Imagine these many performance ready to rest their cases in 12 nonstop hour, free of charge, in the place where genuine Javanese Hospitality exist. At the Ngayogjazz no one should label jazz as something  fancy, old fashioned/out of date, too difficult, not suitable for some part of society and so on.

Liburan panjang  di pertengahan bulan november ini, saya menyempatkan berkunjung ke Yogyakarta. Bertepatan dengan tahun baru Hijriyah, 1 muharram, Yogyakarta padat dengan berbagai acara. Selain ritual populer upacara topo bisu  mubeng benteng  keraton yogyakarta, juga ada acara music jazz (Ngayogjazz 2012)

Ngayogjazz 2012

Ngayogjazz 2012, acara music jazz yang  diselenggarakan pada 18 November terletak di Desa WISATA Brayut (Brayut pariwisata billage), Sleman, dan akan berlangsung selama 12 jam, 09:00 wib -21:00 wib, menampilkan banyak artis jazz / band asal jakarta, internasional dan komunitas jazz regional.

Tahun ini tema adalah “Baru Ngejazz kitd Tingkatkan Swasembada Jazz” (Dengan bermain jazz kita meningkatkan swasembada jazz). Tujuan komite penyelengara acara ini  adalah untuk melihat para seniman, terutama yang muda, yang telah tampil di Ngayogjazz bisa mandiri mengembangkan kehidupan bermusiknya, baik dalam kreatifitasnya maupun karir bermusik mereka.

Seperti dikatakan gitaris jazz legendaris asal Brazil Toninho Horta, dia datang  untuk memberikan performanya yang spesial. Eramono Soekaryo, penyanyi/ pianis  yang sangat populer pada akhir 80-an dan 90 ‘s siap untuk terbang dari Jakarta untuk menunjukkan sentuhan fusion nya. Lalu ada Irianti Erningpraja, dia datang kembali lagi, jadi ini adalah kesempatan yang baik untuk bertemu dengannya lagi.

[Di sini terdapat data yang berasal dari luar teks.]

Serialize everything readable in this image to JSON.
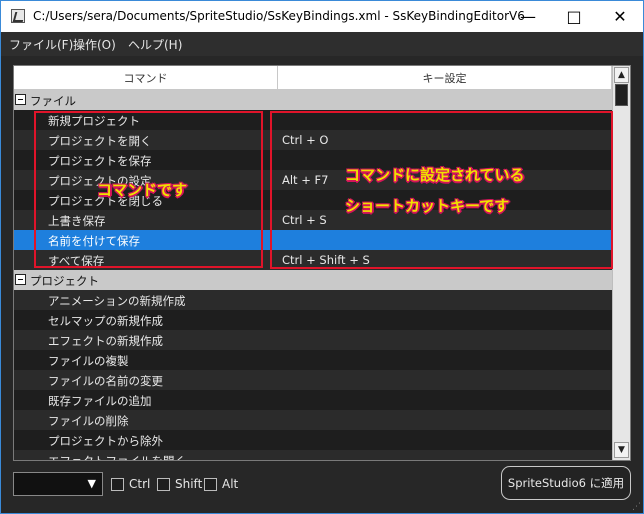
{
  "window": {
    "title": "C:/Users/sera/Documents/SpriteStudio/SsKeyBindings.xml - SsKeyBindingEditorV6",
    "app_icon": "app-icon",
    "controls": [
      "minimize-icon",
      "maximize-icon",
      "close-icon"
    ]
  },
  "menubar": {
    "items": [
      "ファイル(F)",
      "操作(O)",
      "ヘルプ(H)"
    ]
  },
  "table": {
    "columns": [
      "コマンド",
      "キー設定"
    ],
    "rows": [
      {
        "type": "group",
        "label": "ファイル"
      },
      {
        "type": "item",
        "command": "新規プロジェクト",
        "key": ""
      },
      {
        "type": "item",
        "command": "プロジェクトを開く",
        "key": "Ctrl + O"
      },
      {
        "type": "item",
        "command": "プロジェクトを保存",
        "key": ""
      },
      {
        "type": "item",
        "command": "プロジェクトの設定",
        "key": "Alt + F7"
      },
      {
        "type": "item",
        "command": "プロジェクトを閉じる",
        "key": ""
      },
      {
        "type": "item",
        "command": "上書き保存",
        "key": "Ctrl + S"
      },
      {
        "type": "item",
        "command": "名前を付けて保存",
        "key": "",
        "selected": true
      },
      {
        "type": "item",
        "command": "すべて保存",
        "key": "Ctrl + Shift + S"
      },
      {
        "type": "group",
        "label": "プロジェクト"
      },
      {
        "type": "item",
        "command": "アニメーションの新規作成",
        "key": ""
      },
      {
        "type": "item",
        "command": "セルマップの新規作成",
        "key": ""
      },
      {
        "type": "item",
        "command": "エフェクトの新規作成",
        "key": ""
      },
      {
        "type": "item",
        "command": "ファイルの複製",
        "key": ""
      },
      {
        "type": "item",
        "command": "ファイルの名前の変更",
        "key": ""
      },
      {
        "type": "item",
        "command": "既存ファイルの追加",
        "key": ""
      },
      {
        "type": "item",
        "command": "ファイルの削除",
        "key": ""
      },
      {
        "type": "item",
        "command": "プロジェクトから除外",
        "key": ""
      },
      {
        "type": "item",
        "command": "エフェクトファイルを開く",
        "key": ""
      }
    ]
  },
  "annotations": {
    "left_label": "コマンドです",
    "right_line1": "コマンドに設定されている",
    "right_line2": "ショートカットキーです",
    "color": "#e0142a"
  },
  "bottom": {
    "modifiers": [
      "Ctrl",
      "Shift",
      "Alt"
    ],
    "apply_button": "SpriteStudio6 に適用"
  }
}
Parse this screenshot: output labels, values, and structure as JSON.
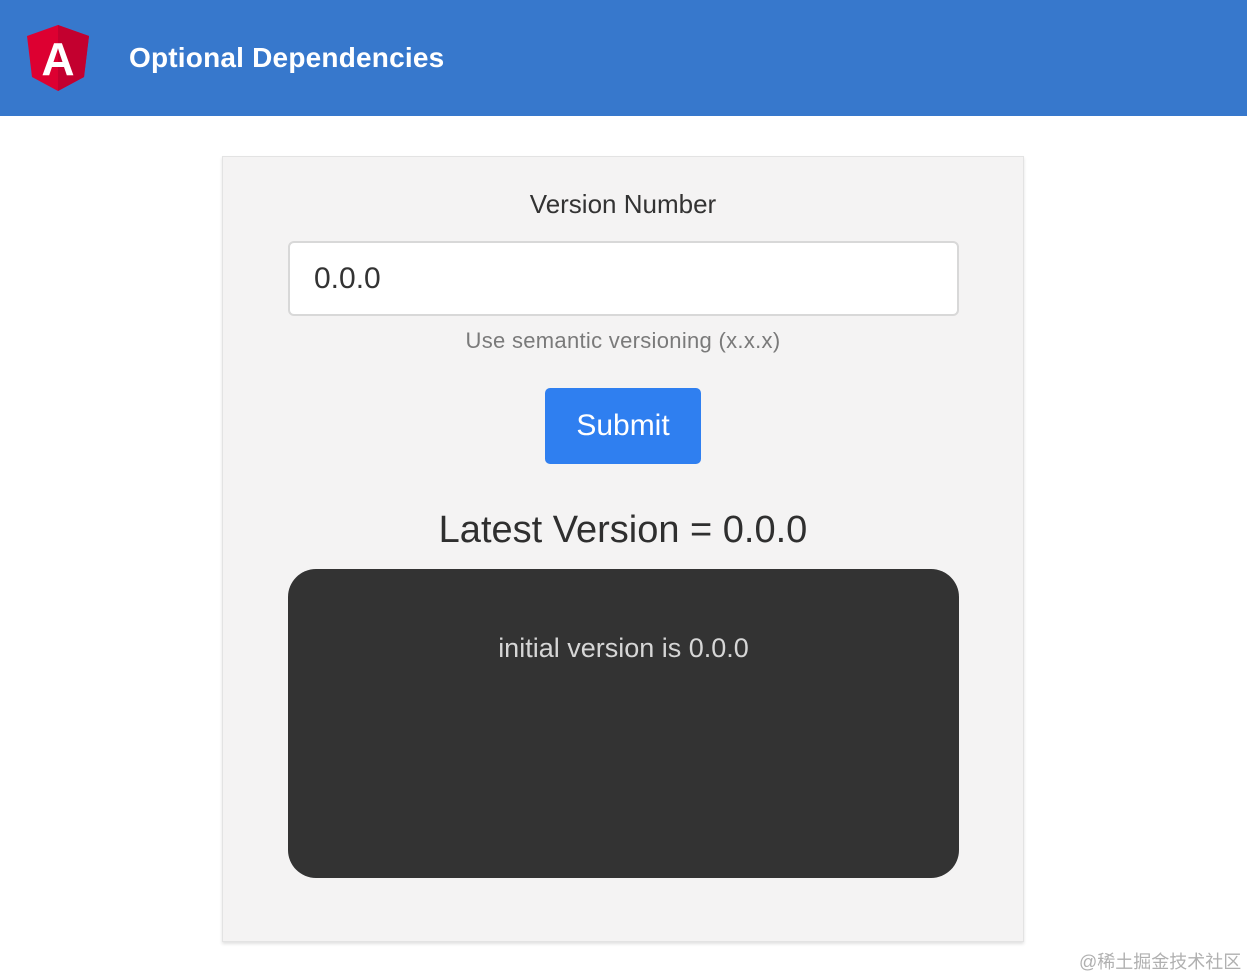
{
  "header": {
    "title": "Optional Dependencies",
    "logo_icon": "angular-logo-icon",
    "logo_letter": "A",
    "logo_color": "#dd0031",
    "background_color": "#3778cc"
  },
  "form": {
    "label": "Version Number",
    "input_value": "0.0.0",
    "hint": "Use semantic versioning (x.x.x)",
    "submit_label": "Submit",
    "button_color": "#2f7ff0"
  },
  "result": {
    "latest_text": "Latest Version = 0.0.0"
  },
  "log": {
    "lines": [
      "initial version is 0.0.0"
    ],
    "background_color": "#333333"
  },
  "watermark": {
    "text": "@稀土掘金技术社区"
  }
}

Dua legenda lainnya Idang Rasjidi dan Benny Likumahuwa alsao akan berada di acara tersebut.

Jika Anda  merasa menyukai musik yang bagus,  mencintai melodi dan lirik dan performa yang hangat, Syaharani dan the Queen Fire Works (ESQI: EF) wajib nonton acara ini . Rasa funky dan groove tingkat tinggi akan berada di sana courtesy disajikan  Barry Likumahuwa Project (BLP)

Akan ada komunitas jazz yang terlibat dalam acara ini, seperti  Komunitas Jazz Yogyakarta, “Jadi-Jazz ‘Masyarakat Solo Jazz, Jazz Ngisor Ringin Semarang, Balikpapan Pecinta Jazz, Entuing Entung Gepik Jazz Salatiga, Komunitas Jazz Purwokerto, Gubuk Jazz Pekanbaru, Komunitas Jazz Lampung, Komunitas Jazz Pekalongan, Sound of Hanamangke Bandung dan last but not least, Jazz gudangan.

Bayangkan, dalam acara ini banyak performa siap untuk digelar selama 12 jam nonstop, gratis, di tempat di mana rasa Jawa asli berada. Pada Ngayogjazz anda tidak harus mempunyai  label jazz  yang mewah, kuno, terlalu sulit, tidak cocok untuk beberapa bagian dari masyarakat dan sebagainya.